Functional Analysis and Function Spaces

FSI-9FAPAcad. year: 2016/2017Summer semesterNot applicable.. year of study1  credit

The course deals with basic topics of the functional analysis and function spaces and their application in analysis of probloms of mathematical physics.

Learning outcomes of the course unit

Knowledge of basic topics of the metric, linear normed and unitary spaces,
Lebesgue integral and ability to apply this knowledge in practice.

Prerequisites

Differential and integral calculus, numerical methods, ordinary differential equations.

Co-requisites

Not applicable.

Recommended optional programme components

Not applicable.

Recommended or required reading

Rektorys, K.: Variační metody v inženýrských problémech a v problémech matematické fyziky. SNTL, Praha, 1974.
Ženíšek, A.: Matematické základy metody konečných prvků. PC-DIR, Brno, 1999.
Ženíšek, A.: Funkcionální analýza I. PC-DIR, Brno, 1999.
Kufner, A., John, O., Fučík, S.: Function spaces. Academia, Praha, 1977.
Franců, J.: Funkcionální analýza 1, Akad. nakl. CERM, Brno 2009
Ženíšek, A.: Nonlinear elliptic and evolution problems and their finite element approximations. Academic Press, London, 1990.

Planned learning activities and teaching methods

The course is taught through lectures explaining the basic principles and theory of the discipline.

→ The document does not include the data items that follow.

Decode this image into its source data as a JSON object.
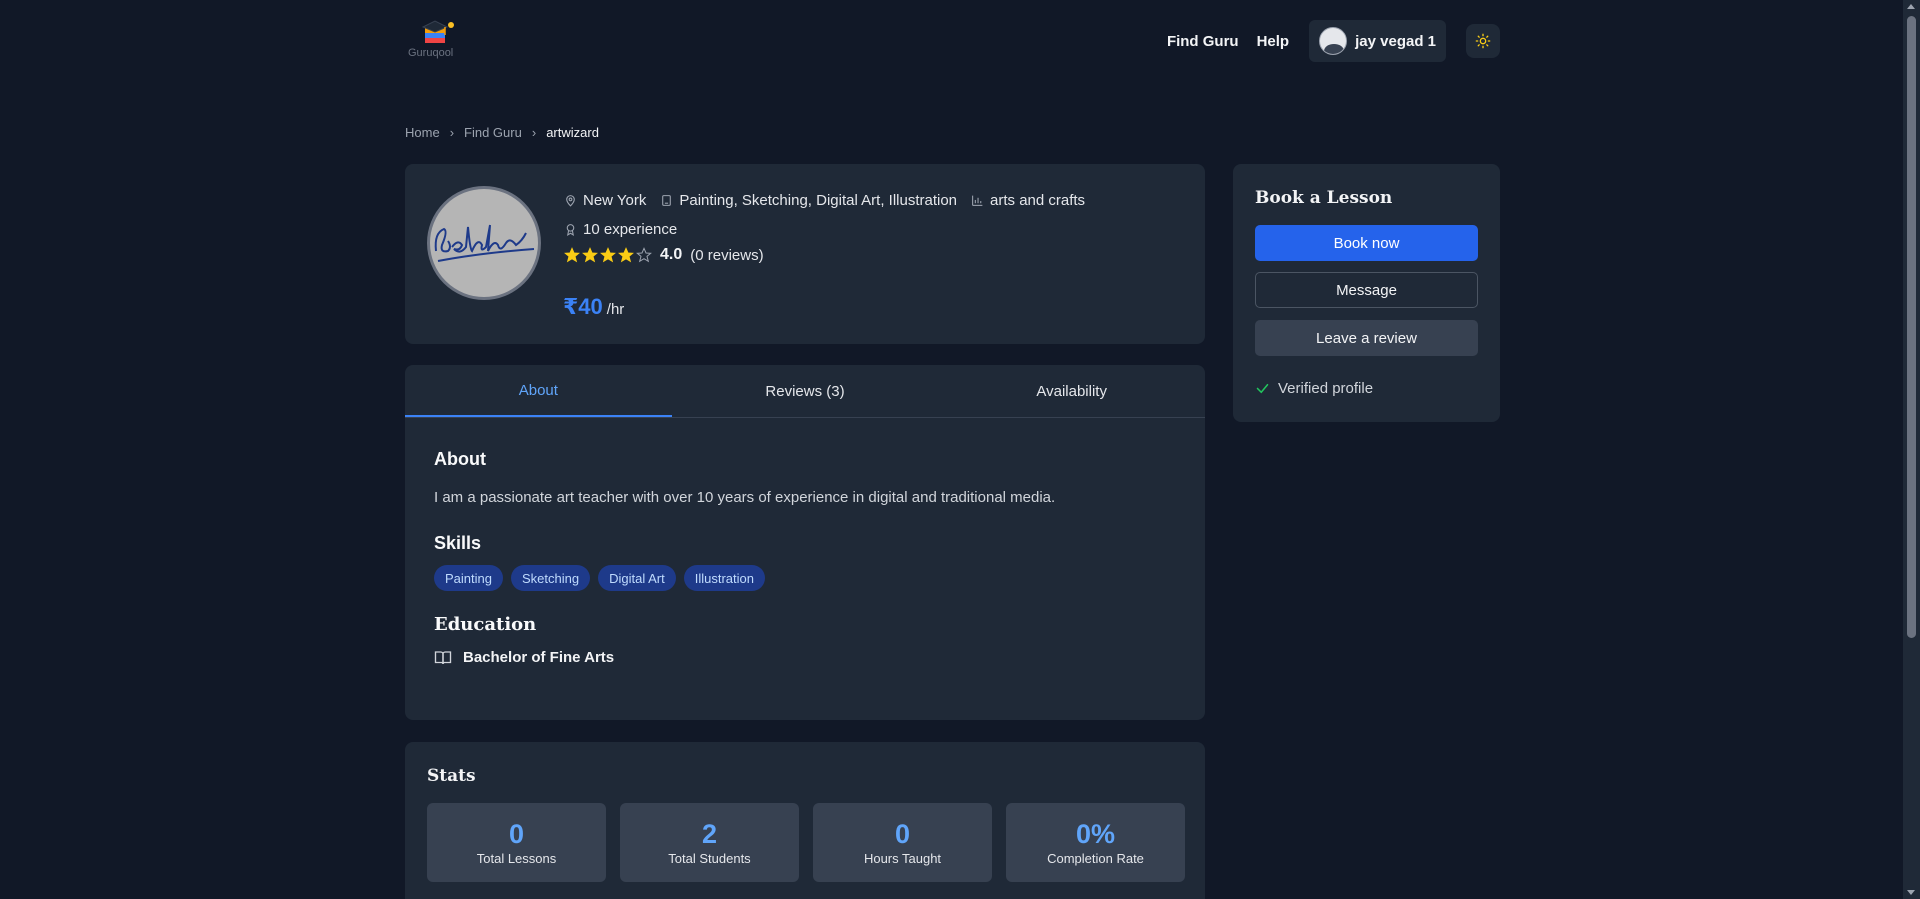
{
  "app": {
    "logo_text": "Guruqool",
    "colors": {
      "background": "#111827",
      "card": "#1f2937",
      "accent": "#3b82f6",
      "star": "#facc15",
      "verified": "#22c55e"
    }
  },
  "nav": {
    "find_guru": "Find Guru",
    "help": "Help",
    "user_name": "jay vegad 1",
    "theme_icon": "sun-icon"
  },
  "breadcrumb": {
    "home": "Home",
    "find_guru": "Find Guru",
    "current": "artwizard"
  },
  "profile": {
    "location": "New York",
    "subjects": "Painting, Sketching, Digital Art, Illustration",
    "category": "arts and crafts",
    "experience": "10 experience",
    "rating_value": 4,
    "rating_max": 5,
    "rating_text": "4.0",
    "reviews_text": "(0 reviews)",
    "price": "₹40",
    "price_unit": "/hr",
    "avatar_signature": "Beldhoy"
  },
  "booking": {
    "title": "Book a Lesson",
    "book_now": "Book now",
    "message": "Message",
    "leave_review": "Leave a review",
    "verified": "Verified profile"
  },
  "tabs": [
    {
      "label": "About",
      "active": true
    },
    {
      "label": "Reviews (3)",
      "active": false
    },
    {
      "label": "Availability",
      "active": false
    }
  ],
  "about": {
    "heading": "About",
    "text": "I am a passionate art teacher with over 10 years of experience in digital and traditional media.",
    "skills_heading": "Skills",
    "skills": [
      "Painting",
      "Sketching",
      "Digital Art",
      "Illustration"
    ],
    "education_heading": "Education",
    "education": "Bachelor of Fine Arts"
  },
  "stats": {
    "title": "Stats",
    "items": [
      {
        "value": "0",
        "label": "Total Lessons"
      },
      {
        "value": "2",
        "label": "Total Students"
      },
      {
        "value": "0",
        "label": "Hours Taught"
      },
      {
        "value": "0%",
        "label": "Completion Rate"
      }
    ]
  }
}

Assesment methods and criteria linked to learning outcomes

Examination has a practical and a theoretical part. In the practical part student has to illustrate the given topics on particular examples. Theoretical part includes questions related to the subject-matter presented at the lectures.

Language of instruction

Czech, English

Work placements

Not applicable.

Aims

The aim of the course is to familiarise students with basic topics of the functional
analysis and function spaces theory and their application to analysis of problems
of mathematical physics.

Specification of controlled education, way of implementation and compensation for absences

Absence has to be made up by self-study using lecture notes.

Type of course unit

 

Lecture

20 hours, optionally

Teacher / Lecturer

Syllabus

1 Metric and metric spaces, examples.
2 Linear and normed linear spaces, Banach spaces.
3 Scalar product and Hilbert spaces.
4 Examples of spaces: R^n, C^n, sequential spaces, spaces of continuous and integrable functions.
5 Elements of Lebesgue integral, Lebesgue spaces.
6 Generalized derivations, Sobolev spaces.
7 Traces. Theorem on traces.
8 Imbedding theorems. Density theorem.
9 Lax-Milgram lemma and its application to solvability if differential equations.
10 Relation between differential and integral equations.